Мама вернулась. Едва Алина переступает порог, маленький Майкл выхватывается из коляски, прижимается к груди с такой силой, будто с ним расставались по меньшей мере на месяц, и стремительно уносится в детскую: мыться, кормиться, ласкаться и нежиться в мамочкиных объятиях.
— И она говорит, что через месяц собирается вернуться на сцену, — провожает скептической фразой порыв жены Анатолий. — Я не верю.
— А я верю! — Тут же бросается в бой Натали. — У Мэри всегда все получается. Раньше…
— Раньше у нее не было ребенка.
— Ребенок не может быть помехой. Вот мама…
— Натали, — Алина быстро прерывает дочь, она хорошо помнит, что у нее плохо получалось совмещать материнство с работой, а Натали, похоже (какая радость!), забыла, — детка, тебе понравились аттракционы?
— Да! Класс! Там было такое! Ты просто не представляешь!
Остаток дня Алине приходится представлять качели, карусели и горки, заползать в шаткой кабинке на вершину огромного склона и, зажмурившись, готовиться к стремительному полету вниз, мчаться на лодке к искусно сделанному подобию Ниагарского водопада, визжать от ужаса при столкновении с чудовищами в «Пещере страха» и от души хохотать над изображениями в кривых зеркалах.
— Там так чудесно, мама, — ежеминутно повторяет Натали, — пойдем с тобой еще раз?
— Не знаю, милая. Может, тебе стоит съездить с папой?
— Он все время занят, — Натали обиженно надувает губки. Алина вздыхает. Знает, дочь злится не на нее — на отца. За весь месяц он сумел выкроить всего пару часов на общение с дочерью, хотя в прессе постоянно мелькают его фотографии на приемах, где он появляется с очередной — уже не то четвертой, не то пятой — женой. Алину огорчает его отношение к Натали, радует другое: ко всем своим детям он относится одинаково, и за это Алина ему в какой-то степени даже благодарна.

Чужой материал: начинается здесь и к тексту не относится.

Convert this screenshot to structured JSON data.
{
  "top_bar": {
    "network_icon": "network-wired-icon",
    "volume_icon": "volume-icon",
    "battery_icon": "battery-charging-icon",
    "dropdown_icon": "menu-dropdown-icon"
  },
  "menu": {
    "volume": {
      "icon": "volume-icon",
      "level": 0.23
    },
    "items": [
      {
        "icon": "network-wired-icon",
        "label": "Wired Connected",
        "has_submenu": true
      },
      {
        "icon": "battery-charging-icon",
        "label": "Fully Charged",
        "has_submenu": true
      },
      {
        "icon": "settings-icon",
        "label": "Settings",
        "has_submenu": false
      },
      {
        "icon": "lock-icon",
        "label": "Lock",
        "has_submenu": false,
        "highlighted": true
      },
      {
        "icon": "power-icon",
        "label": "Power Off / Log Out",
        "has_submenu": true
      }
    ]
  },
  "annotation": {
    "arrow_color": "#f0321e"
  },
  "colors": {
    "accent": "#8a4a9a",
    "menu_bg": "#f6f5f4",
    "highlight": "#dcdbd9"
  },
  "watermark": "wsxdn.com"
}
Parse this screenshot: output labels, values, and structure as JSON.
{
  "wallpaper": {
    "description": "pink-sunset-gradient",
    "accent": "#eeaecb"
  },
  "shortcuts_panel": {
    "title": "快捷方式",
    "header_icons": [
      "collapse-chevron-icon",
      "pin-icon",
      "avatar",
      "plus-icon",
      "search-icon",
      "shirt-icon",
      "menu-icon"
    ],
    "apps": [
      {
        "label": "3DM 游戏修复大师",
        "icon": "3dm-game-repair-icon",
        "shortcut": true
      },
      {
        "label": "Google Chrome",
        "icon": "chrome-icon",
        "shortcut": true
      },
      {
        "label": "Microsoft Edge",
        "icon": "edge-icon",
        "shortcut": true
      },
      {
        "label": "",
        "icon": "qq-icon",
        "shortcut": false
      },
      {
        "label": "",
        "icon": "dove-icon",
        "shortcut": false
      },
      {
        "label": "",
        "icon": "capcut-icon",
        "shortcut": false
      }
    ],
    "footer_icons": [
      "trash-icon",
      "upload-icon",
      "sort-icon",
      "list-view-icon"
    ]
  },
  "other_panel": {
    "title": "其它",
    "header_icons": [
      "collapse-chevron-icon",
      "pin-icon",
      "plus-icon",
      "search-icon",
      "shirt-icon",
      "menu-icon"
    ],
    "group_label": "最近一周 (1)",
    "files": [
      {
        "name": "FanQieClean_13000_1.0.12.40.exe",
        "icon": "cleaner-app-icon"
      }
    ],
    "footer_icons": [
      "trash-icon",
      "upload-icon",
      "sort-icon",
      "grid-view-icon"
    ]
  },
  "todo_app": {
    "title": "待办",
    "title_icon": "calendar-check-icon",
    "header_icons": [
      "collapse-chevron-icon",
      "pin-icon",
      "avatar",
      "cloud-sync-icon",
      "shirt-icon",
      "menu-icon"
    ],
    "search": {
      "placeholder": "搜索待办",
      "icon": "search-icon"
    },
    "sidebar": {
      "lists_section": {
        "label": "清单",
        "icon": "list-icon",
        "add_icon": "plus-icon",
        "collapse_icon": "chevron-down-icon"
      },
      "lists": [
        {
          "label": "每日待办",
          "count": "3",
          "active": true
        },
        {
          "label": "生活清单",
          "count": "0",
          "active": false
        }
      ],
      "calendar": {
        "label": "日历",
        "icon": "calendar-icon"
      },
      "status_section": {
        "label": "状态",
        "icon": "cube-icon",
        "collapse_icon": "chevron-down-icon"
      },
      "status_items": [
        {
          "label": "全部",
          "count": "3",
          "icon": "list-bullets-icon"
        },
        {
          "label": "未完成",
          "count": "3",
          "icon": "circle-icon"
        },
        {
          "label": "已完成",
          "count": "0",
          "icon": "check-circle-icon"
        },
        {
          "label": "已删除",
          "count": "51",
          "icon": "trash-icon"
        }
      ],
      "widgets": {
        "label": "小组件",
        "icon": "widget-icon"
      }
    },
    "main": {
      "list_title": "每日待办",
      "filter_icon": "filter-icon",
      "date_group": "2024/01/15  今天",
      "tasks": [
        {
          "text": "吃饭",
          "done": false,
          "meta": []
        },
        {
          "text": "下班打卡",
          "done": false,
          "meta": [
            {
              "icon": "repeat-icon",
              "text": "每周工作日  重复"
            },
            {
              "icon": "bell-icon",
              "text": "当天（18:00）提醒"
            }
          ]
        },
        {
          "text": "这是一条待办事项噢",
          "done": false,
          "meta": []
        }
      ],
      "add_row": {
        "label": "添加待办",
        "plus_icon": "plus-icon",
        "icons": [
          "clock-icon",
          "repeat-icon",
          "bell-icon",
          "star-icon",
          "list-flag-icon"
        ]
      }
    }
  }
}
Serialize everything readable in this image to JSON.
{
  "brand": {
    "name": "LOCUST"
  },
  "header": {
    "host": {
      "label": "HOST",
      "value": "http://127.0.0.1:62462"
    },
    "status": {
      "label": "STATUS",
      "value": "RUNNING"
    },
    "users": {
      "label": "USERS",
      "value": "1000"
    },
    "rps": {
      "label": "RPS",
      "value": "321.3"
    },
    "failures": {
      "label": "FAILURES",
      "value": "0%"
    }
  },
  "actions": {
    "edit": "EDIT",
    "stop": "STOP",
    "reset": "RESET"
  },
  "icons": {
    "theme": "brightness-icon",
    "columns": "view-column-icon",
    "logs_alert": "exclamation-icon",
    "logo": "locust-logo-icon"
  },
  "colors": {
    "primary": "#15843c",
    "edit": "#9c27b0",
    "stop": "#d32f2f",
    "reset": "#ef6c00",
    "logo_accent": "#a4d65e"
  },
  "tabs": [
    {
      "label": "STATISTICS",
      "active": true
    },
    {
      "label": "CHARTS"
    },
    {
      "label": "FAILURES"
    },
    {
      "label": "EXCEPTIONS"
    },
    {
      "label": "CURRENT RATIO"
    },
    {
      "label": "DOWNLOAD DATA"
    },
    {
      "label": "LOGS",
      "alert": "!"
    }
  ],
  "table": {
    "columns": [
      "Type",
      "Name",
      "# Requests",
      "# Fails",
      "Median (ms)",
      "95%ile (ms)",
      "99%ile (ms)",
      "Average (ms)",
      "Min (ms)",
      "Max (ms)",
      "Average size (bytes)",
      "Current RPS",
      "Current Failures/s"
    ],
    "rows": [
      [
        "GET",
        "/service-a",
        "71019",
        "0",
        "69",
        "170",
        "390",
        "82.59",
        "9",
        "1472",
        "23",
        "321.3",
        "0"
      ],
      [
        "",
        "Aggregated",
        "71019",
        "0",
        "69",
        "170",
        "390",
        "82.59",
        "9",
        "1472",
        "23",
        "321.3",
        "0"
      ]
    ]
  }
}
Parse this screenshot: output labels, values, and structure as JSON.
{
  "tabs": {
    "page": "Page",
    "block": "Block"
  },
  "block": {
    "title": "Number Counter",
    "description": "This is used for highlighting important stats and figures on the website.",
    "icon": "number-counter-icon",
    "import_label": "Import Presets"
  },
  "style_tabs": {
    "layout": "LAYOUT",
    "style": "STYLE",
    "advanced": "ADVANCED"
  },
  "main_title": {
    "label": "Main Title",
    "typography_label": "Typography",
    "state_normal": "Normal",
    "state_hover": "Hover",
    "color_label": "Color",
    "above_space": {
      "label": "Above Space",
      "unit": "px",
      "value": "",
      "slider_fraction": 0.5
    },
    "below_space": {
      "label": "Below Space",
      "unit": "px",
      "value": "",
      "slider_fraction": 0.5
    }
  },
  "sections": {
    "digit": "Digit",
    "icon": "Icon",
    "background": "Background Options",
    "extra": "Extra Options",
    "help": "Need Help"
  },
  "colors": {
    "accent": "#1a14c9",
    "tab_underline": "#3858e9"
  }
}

— Хочешь, я сама позвоню папе и попрошу его?
— Не надо! Я хочу с тобой.
— Не знаю, доченька, успеем ли до отъезда.
— До какого отъезда? Куда это вы собрались? — в комнату заглядывает Мэри.
— Уснул?
— Вроде да. Но ты не увиливай от ответа! Вы хотите уехать?
— Не сейчас, конечно, но, наверное, уже в ближайшем будущем.
— Зачем? — строго и вызывающе. Именно так, как должна спрашивать старшая сестра.
— Маша, странный вопрос. Работа, школа, устоявшийся быт, наконец. Я еще хотела Натали на море свозить до первого сентября.
— Свози, — кивает благосклонно. — А потом возвращайтесь. Будем налаживать быт здесь: работу, школу, все, что пожелаете.
— Спасибо, Машенька! Но здесь, ты сама сказала, надо налаживать, а там уже все налажено и привычно. И потом тебя сейчас, возможно, расстраивает мысль о расставании, но, как только ты вернешься на сцену, мы едва ли сможем видеться чаще, чем раньше. Если мы вернемся, поедем в свою квартиру в Нью-Йорке, а ты, отыграв концерт, будешь спешить сюда к мужу и сыну, поэтому я не вижу разницы, сколько километров будет между нами: триста или семь с половиной тысяч.